Power is the probability of detecting something of interest, if it is there. Power protects us against missing something of interest. If we have a 95% power, we have only a 5% risk of a false negative.

## As Good As a Coin Toss?

Now here is the “dirty little secret” – the formulas are based on only 50% power! That means that if what you are looking for is really there, you only have a 1 in 2 chance of even finding it. You might as well be flipping a coin!

There is a balance between confidence and power. For the same sample size (n) and precision (Δ), the greater the confidence, the less the power, so if we want more power we may have to sacrifice some confidence (assuming we have chosen precision wisely).

Your situation guides you. When we start collecting data, we’re looking for clues. This is when power is most important, and confidence may be almost irrelevant. If we are searching for a cure for cancer we want to find all the clues we can, even if some are false, so we want our power to be high, and our confidence is less important.

Once we find clues, we must carefully investigate the impact of those clues in order to make sure they are real. Before implementing a solution we want to be reasonably sure it will work and that is where confidence becomes much more important than power.

If you really need to keep your sample size low, I suggest reducing your confidence and increasing your power.

If you really need to keep your sample size low, I suggest reducing your confidence and increasing your power. How much? I’ll probably draw some criticism for this, but I’d be comfortable with a confidence of 50% and a power of 80%. If such a low confidence bothers you, try setting both the confidence and power at 75%. There is no simple formula for this, but you can calculate power and sample size using statistical software, such as Minitab, of at the following website:

- For continuous data: http://www.stat.ubc.ca/~rollin/stats/ssize/n1.html
- For binary data: http://stat.ubc.ca/~rollin/stats/ssize/b2.html

Confidence is still important, so don’t ignore it when you are validating root causes or confirming solutions!
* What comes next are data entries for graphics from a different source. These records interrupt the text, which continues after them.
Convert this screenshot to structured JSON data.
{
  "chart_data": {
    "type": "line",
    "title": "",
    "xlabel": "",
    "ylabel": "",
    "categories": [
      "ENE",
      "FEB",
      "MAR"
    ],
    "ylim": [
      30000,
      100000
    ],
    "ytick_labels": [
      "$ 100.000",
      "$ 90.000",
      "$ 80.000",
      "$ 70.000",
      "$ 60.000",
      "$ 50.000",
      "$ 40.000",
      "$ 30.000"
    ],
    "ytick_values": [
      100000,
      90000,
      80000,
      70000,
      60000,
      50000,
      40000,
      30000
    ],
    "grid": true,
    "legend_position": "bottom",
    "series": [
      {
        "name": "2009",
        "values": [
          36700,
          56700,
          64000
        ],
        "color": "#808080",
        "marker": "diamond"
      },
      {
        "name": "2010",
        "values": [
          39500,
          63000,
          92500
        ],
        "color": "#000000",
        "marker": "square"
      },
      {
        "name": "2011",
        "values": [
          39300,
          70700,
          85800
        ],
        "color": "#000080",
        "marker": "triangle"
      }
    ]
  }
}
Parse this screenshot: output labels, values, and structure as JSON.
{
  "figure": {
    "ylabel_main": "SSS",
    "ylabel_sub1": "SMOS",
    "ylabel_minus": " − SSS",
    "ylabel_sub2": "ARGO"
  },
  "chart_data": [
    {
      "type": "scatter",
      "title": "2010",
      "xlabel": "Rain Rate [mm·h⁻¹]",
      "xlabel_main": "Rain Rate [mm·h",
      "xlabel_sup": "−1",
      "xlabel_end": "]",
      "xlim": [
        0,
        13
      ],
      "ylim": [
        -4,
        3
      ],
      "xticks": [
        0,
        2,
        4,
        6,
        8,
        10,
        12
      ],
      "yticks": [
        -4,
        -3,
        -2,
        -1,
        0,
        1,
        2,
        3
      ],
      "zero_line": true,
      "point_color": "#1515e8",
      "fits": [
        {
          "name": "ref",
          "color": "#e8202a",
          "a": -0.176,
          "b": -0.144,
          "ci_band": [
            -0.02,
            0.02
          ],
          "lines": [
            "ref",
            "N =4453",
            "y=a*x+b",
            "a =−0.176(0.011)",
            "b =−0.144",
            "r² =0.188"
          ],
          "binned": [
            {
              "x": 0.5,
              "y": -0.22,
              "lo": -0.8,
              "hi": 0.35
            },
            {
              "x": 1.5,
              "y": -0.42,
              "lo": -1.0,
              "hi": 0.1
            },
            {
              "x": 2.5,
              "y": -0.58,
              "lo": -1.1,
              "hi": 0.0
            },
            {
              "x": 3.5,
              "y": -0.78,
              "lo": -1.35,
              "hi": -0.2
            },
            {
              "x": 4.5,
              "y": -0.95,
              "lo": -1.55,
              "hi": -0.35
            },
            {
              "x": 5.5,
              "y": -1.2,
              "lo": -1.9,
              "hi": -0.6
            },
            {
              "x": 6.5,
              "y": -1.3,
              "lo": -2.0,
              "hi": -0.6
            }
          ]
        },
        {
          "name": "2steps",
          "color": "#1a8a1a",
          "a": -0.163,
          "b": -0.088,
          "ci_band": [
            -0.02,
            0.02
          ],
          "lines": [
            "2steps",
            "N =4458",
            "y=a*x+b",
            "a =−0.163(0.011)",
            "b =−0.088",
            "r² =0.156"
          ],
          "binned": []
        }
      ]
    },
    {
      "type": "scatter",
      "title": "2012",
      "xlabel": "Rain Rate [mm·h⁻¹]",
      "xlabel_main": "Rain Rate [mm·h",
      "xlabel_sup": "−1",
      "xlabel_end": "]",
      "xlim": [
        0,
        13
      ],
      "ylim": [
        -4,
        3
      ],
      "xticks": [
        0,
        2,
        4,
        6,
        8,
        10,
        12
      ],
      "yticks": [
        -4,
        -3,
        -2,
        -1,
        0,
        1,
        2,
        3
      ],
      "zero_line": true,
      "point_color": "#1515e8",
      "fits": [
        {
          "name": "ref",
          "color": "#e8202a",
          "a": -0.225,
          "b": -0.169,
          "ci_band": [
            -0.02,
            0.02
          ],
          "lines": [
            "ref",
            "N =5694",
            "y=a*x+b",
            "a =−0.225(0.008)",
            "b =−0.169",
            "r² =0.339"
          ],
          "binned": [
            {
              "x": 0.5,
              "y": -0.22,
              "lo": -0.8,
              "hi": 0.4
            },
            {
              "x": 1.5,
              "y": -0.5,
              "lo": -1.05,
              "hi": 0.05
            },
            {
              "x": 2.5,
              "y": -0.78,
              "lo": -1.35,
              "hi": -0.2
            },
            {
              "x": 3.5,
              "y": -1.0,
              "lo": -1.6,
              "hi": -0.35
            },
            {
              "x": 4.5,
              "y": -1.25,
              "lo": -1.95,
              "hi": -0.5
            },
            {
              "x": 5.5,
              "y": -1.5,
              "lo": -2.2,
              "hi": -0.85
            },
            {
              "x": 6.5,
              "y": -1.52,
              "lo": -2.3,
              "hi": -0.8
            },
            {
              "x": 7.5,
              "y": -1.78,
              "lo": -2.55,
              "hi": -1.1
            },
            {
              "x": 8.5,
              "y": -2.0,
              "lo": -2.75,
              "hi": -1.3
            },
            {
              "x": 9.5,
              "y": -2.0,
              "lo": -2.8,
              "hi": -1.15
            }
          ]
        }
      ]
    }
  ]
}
## Take Charge of Confidence and Make It Work for You!

Summarizing, if you need to minimize your sample size:

- Use continuous data instead of discrete data (where you can)
- Choose a sensible degree of change to detect (Δ) – avoid needless precision!
- Reduce the confidence level to start (but increase it later)

One last thing: if you are fortunate to have lots of data readily available, you can ignore all of this because you have enough for high confidence and high power!

I’ve got the power! (and I’m sure of it).